Spring naar content

Lagere belastinglatentie door rentevoordeel van doorschuiven

Wie een aanmerkelijk belang erft en daarbij de inkomstenbelastingclaim doorschuift, geniet als het ware een rentevoordeel. Het valt te verdedigen dat dit rentevoordeel de waarde van de belastinglatentie vermindert.

Een echtpaar is onder uitsluiting van iedere gemeenschap van goederen met elkaar getrouwd. Er is wel een finaal verrekenbeding. Op 3 december 2009 overlijdt de man. Zijn echtgenote en de kinderen zijn aangewezen als erfgenamen. Op grond van het finaal verrekenbeding is de helft van de waarde van de aandelen in een bv op de peildatum toe te rekenen aan de nalatenschap. De vrouw verkrijgt echter alle activa inclusief de aandelen in een bv. Maar daardoor heeft zij wel een overbedelingsschuld aan haar kinderen. Bovendien heeft zij de doorschuivingsregeling benut. Daarbij ontstaat tussen de vrouw en haar kinderen een meningsverschil over de waarde van de belastinglatentie. Een deskundige heeft de hoogte van de belastinglatentie als waardedrukkende factor bij de waardering van de aandelen berekend. Hij komt uit op een contante waarde van de aanmerkelijkbelangheffing van 25% van de waarde van de aandelen op 3 december 2009.

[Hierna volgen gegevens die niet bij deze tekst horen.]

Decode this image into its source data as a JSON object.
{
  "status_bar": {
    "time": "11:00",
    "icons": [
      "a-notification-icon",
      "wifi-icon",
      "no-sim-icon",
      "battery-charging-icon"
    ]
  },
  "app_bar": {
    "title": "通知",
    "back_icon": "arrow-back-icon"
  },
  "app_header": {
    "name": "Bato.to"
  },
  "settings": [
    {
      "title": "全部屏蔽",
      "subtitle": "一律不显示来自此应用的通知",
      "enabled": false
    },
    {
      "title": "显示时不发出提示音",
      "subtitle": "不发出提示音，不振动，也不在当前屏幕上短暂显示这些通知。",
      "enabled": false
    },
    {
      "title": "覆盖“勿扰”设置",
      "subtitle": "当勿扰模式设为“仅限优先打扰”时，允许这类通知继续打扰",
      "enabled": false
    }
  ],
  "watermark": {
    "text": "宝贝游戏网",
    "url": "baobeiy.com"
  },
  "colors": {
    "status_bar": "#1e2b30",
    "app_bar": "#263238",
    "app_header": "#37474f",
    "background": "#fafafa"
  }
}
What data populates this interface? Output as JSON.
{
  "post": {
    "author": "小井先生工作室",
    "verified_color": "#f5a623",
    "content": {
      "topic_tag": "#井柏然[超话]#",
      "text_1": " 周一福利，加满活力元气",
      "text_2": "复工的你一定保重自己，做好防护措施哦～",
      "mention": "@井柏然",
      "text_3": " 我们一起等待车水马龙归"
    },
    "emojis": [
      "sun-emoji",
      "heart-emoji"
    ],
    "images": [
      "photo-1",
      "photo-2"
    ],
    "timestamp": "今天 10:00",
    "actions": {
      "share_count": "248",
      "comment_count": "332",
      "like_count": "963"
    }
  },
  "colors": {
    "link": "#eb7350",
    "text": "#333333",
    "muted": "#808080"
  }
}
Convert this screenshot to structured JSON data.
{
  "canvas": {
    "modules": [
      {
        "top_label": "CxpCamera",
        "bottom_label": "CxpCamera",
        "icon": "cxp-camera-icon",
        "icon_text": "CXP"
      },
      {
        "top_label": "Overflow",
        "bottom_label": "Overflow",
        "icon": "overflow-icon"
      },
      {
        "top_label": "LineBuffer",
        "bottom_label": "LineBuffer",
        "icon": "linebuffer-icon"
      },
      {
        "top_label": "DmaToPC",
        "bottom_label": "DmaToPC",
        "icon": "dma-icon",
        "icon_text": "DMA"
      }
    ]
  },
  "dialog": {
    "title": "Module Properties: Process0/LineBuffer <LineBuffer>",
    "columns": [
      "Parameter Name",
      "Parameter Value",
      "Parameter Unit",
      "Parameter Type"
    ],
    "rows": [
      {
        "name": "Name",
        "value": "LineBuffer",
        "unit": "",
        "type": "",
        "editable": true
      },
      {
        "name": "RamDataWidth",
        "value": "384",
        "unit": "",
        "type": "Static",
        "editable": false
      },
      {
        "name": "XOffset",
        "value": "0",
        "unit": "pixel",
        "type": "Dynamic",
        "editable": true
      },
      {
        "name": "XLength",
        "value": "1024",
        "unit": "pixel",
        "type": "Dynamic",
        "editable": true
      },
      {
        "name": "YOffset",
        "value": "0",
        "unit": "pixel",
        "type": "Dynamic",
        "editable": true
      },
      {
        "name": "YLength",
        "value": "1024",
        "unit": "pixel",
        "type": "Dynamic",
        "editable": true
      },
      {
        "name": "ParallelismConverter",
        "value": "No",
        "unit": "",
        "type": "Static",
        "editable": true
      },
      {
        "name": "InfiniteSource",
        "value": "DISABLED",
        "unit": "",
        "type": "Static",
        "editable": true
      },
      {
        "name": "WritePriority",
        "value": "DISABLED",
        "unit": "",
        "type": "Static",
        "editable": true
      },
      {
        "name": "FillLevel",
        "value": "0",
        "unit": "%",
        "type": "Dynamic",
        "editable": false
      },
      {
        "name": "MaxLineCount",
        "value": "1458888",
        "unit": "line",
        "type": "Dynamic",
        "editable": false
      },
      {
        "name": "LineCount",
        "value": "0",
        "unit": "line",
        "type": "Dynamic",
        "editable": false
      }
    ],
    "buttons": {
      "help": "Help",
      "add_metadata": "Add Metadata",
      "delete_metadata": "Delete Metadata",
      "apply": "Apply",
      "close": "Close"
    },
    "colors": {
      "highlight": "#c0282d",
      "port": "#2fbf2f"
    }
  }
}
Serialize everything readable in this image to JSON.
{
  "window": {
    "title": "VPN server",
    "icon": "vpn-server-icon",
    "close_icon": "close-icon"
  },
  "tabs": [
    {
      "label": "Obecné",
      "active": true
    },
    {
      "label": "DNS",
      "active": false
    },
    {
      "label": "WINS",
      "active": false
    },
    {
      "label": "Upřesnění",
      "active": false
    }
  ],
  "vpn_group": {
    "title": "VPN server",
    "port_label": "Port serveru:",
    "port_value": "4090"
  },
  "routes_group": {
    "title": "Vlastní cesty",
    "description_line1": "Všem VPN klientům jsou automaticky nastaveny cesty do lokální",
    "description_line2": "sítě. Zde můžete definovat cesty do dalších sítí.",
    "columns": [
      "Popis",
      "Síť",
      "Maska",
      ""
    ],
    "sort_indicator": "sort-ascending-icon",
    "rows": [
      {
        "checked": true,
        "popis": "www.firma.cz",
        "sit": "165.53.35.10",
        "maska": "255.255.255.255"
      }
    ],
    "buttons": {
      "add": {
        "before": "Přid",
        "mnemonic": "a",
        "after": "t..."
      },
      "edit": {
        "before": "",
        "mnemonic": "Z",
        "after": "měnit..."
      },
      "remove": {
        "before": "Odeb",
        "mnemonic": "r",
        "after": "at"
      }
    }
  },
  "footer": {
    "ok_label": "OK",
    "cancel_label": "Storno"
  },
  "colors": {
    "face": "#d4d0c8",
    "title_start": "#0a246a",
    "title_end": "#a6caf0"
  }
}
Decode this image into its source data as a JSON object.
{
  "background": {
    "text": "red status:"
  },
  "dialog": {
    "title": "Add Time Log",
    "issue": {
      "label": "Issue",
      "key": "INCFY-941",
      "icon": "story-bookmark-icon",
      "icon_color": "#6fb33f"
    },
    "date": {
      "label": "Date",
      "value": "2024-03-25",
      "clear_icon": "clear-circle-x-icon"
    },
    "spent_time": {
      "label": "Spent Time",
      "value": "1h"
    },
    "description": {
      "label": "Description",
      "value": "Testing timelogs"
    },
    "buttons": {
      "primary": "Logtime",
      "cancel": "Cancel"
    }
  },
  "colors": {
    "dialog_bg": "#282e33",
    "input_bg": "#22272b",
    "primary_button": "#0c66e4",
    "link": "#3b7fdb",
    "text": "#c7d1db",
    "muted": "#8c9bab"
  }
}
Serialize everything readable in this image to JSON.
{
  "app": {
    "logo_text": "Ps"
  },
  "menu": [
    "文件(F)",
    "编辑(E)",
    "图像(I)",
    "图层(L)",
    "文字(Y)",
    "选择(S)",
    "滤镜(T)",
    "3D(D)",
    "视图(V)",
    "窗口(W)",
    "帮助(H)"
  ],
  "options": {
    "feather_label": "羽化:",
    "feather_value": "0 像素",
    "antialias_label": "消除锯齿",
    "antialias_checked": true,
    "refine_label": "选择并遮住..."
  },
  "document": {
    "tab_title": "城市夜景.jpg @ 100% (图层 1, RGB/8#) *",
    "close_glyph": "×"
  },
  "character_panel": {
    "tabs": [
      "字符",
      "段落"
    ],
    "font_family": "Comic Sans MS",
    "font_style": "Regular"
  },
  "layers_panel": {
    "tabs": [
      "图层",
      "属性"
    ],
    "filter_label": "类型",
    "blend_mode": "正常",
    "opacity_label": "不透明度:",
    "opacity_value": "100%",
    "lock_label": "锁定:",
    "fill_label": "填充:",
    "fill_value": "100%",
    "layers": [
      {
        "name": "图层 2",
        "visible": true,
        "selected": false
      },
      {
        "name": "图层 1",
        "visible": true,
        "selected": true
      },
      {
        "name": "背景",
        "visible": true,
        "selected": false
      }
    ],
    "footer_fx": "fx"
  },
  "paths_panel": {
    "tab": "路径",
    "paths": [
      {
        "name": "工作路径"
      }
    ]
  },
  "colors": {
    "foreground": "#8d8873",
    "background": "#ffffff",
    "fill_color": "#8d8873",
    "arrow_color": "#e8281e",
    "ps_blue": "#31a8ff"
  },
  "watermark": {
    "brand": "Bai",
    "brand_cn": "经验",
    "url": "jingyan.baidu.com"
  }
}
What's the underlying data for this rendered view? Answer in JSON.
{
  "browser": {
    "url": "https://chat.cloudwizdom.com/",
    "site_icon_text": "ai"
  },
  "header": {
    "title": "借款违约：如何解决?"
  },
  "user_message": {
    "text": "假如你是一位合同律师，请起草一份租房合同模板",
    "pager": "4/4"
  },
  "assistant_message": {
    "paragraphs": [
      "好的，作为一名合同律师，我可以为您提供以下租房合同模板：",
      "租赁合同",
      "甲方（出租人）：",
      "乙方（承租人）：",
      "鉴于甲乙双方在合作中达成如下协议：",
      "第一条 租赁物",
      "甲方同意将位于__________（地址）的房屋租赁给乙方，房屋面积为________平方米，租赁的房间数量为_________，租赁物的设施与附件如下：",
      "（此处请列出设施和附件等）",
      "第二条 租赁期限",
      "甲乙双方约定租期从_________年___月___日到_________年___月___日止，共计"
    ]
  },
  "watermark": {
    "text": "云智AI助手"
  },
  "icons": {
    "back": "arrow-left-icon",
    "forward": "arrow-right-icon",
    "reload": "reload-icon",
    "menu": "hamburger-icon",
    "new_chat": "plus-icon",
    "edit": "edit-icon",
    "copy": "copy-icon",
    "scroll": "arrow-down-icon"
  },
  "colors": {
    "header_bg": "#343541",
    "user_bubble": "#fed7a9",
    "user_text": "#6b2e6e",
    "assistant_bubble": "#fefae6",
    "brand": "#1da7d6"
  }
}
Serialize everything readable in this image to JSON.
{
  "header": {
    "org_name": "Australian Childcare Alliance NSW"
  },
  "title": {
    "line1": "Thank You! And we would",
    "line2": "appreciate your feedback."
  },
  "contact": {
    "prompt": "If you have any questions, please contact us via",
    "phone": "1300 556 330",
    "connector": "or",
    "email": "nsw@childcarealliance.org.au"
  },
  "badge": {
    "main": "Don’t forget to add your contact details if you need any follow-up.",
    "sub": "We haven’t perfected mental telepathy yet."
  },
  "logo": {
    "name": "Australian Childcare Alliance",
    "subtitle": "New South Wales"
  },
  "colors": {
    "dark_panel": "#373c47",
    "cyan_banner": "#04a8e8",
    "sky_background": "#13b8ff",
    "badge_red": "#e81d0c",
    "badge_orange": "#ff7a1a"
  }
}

Maar de kinderen stellen dat de deskundige een fout heeft gemaakt. Hij heeft namelijk niet meegenomen dat de weduwe bij doorschuiven als het ware een renteloos krediet van de fiscus geniet. Dit betreft een privéschuld, die volledig los staat van het rendement van de bv. De kinderen begroten het rentevoordeel op 2,3% van het belaste bedrag per jaar. De contante waarde van de belastingclaim bedraagt volgens de kinderen 17,7% van het belastbare bedrag bij een tienjarig uitstel. Bij een uitstel van twintig jaar is de contante waarde 12,6% van het belastbare bedrag. Hof Arnhem-Leeuwarden stelt de kinderen echter in het ongelijk. Het doorschuiven van de afrekening met de Belastingdienst is gunstig voor de liquiditeitspositie van de weduwe. Doorschuiven is echter niet gunstig voor haar vermogenspositie. Bij een latere afrekening is immers ook het bedrag gestegen waarover men inkomstenbelasting betaalt, zo redeneert het hof.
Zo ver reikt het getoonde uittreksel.